There's professional, and there's ... by Debbie Bennett
I’m in quite a few writerly groups on Facebook, of varying degrees of ability and professionalism. Some – like Authors Electric’s own former blogger Wendy Jones – runs an excellent group Women Writers, Editors, Agents and Publishers. This is a highly-moderated pro group for women only and full of useful advice and networking; I highly recommend it to any women involved in the literary world.
Other groups are less professional and often have little-to-zero moderation, resulting in a large number of members of dubious reputation or ability. Sadly, newer writers join – all bright-eyed and bushy-tailed, full of enthusiasm to write their book and are often sucked into offline chats almost immediately:
- How do I start my book? Is this a good opening line? Should I do x or y?

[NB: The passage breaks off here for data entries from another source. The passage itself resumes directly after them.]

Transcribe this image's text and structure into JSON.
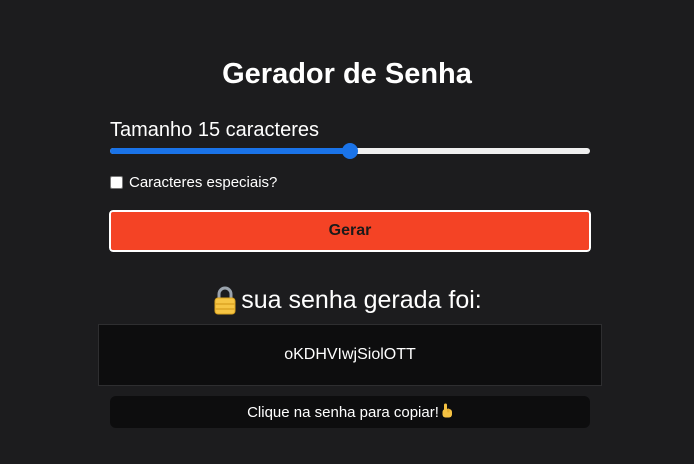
{
  "title": "Gerador de Senha",
  "length": {
    "label": "Tamanho 15 caracteres",
    "value": 15,
    "slider_fraction": 0.5
  },
  "special_chars": {
    "label": "Caracteres especiais?",
    "checked": false
  },
  "generate_button": {
    "label": "Gerar"
  },
  "result": {
    "heading": "sua senha gerada foi:",
    "heading_icon": "lock-icon",
    "password": "oKDHVIwjSiolOTT"
  },
  "copy_hint": {
    "text": "Clique na senha para copiar!",
    "icon": "pointing-hand-icon"
  },
  "colors": {
    "background": "#1c1c1e",
    "button": "#f44325",
    "slider_accent": "#1a73e8",
    "panel": "#0d0d0e"
  }
}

- Let’s chat about that. Kindly DM me.
And you just know that the newbie is going to drown in shady promises of instant fame and fortune. These incredibly generous offers of help come from people who are allegedly expert writers, expert ghostwriters, expert editors, cover designers, beta-readers, promoters and marketers. All at the same time. Honestly, I wonder why they are lurking on social media at all – they are so multi-talented. Their profile pictures are generally either stolen images or AI-generated, their names will often be a bizarre combination of two Western names – John Bella, Amelia Karen, Bennett Susan – and their profile headers will often have misspellings and bad punctuation.

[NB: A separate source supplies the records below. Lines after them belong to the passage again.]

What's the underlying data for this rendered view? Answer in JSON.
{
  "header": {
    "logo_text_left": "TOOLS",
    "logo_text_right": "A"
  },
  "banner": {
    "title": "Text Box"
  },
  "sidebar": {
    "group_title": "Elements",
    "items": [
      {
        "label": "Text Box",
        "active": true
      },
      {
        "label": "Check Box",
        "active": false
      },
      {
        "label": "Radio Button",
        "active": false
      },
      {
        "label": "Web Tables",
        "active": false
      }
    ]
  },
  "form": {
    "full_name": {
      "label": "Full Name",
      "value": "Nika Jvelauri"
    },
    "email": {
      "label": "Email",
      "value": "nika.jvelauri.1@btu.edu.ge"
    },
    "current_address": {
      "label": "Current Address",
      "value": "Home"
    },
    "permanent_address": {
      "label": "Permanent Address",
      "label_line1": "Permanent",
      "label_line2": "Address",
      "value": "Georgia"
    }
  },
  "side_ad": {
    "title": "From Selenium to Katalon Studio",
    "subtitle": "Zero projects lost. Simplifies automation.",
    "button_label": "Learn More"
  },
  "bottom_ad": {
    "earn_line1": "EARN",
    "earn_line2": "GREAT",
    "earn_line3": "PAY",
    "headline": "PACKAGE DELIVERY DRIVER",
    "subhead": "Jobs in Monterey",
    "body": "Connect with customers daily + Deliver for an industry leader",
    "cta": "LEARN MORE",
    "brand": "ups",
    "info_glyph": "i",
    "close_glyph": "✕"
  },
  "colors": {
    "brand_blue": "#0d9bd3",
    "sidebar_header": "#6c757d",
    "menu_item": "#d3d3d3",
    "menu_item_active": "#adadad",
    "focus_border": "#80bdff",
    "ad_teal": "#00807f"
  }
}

Another common question asked is why they’ve found their book on such-and-such a site. Or why someone else is selling their book on Amazon. It doesn’t seem to occur to them that a physical book can be resold – that the paperbacks they buy in charity shops or at car boot sales don’t earn any more money for the author, and therefore anyone is entitled to sell their book second-hand anywhere they like.

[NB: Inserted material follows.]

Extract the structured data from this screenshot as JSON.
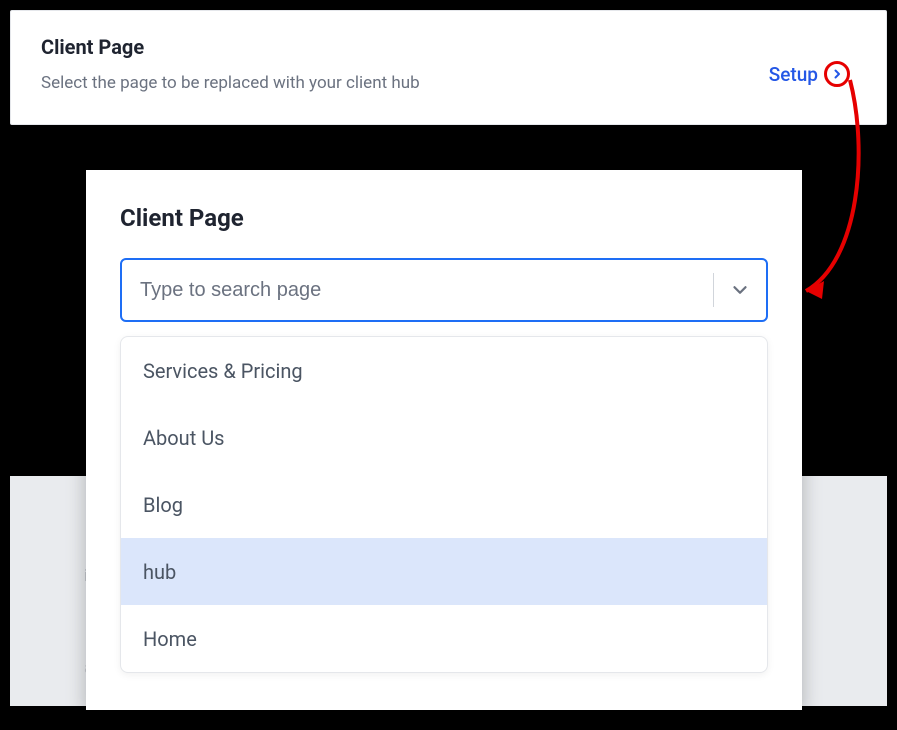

But it’s not second-hand, it’s new? Well lots of online book retailers, don’t actually have any books. Strange, I know, but if somebody buys your book from BooksRUs online, then BooksRUs will order it from you and ship it direct to their customer. If BooksRUs is selling your book for twice your price (and somebody is silly enough to pay the extra), you get paid your price and they pocket the extra. That’s the sales business.
Ebooks on other sites? One I’ve seen a couple of times recently is an author complaining their ebook is being sold on a subscription site called Everand. Send a Takedown Notice, people cry. It’s piracy! You don’t know anything about that site! But do some research, please. Everand is a perfectly legitimate ebook site; it was formerly known as Scribd and books can be loaded there from various ebook aggregators. My books appear there via Draft 2 Digital (or it may have been Smashwords, but D2D and SW are merging). D2D distributes ebooks to a multitude of sites and if the author doesn’t bother to check or read the small print and/or opt out, their books will be in lots of places. My books go to Kobo – and Kobo itself distributes onto another level of sites such as WH Smith in the UK and other smaller ebook retailers worldwide. And that’s a good thing. More sales!
Check all these things, obviously - if you aren't sure about a site your work appears on. But knee-jerk reactions, trying to get books removed from legitimate sites just makes you look unprofessional and frankly rather silly.
Comments
So many people fall for scams and get sucked into dodgy conversations.
Wendy's group is great, and the sheer number of people on it us quite phenomenal!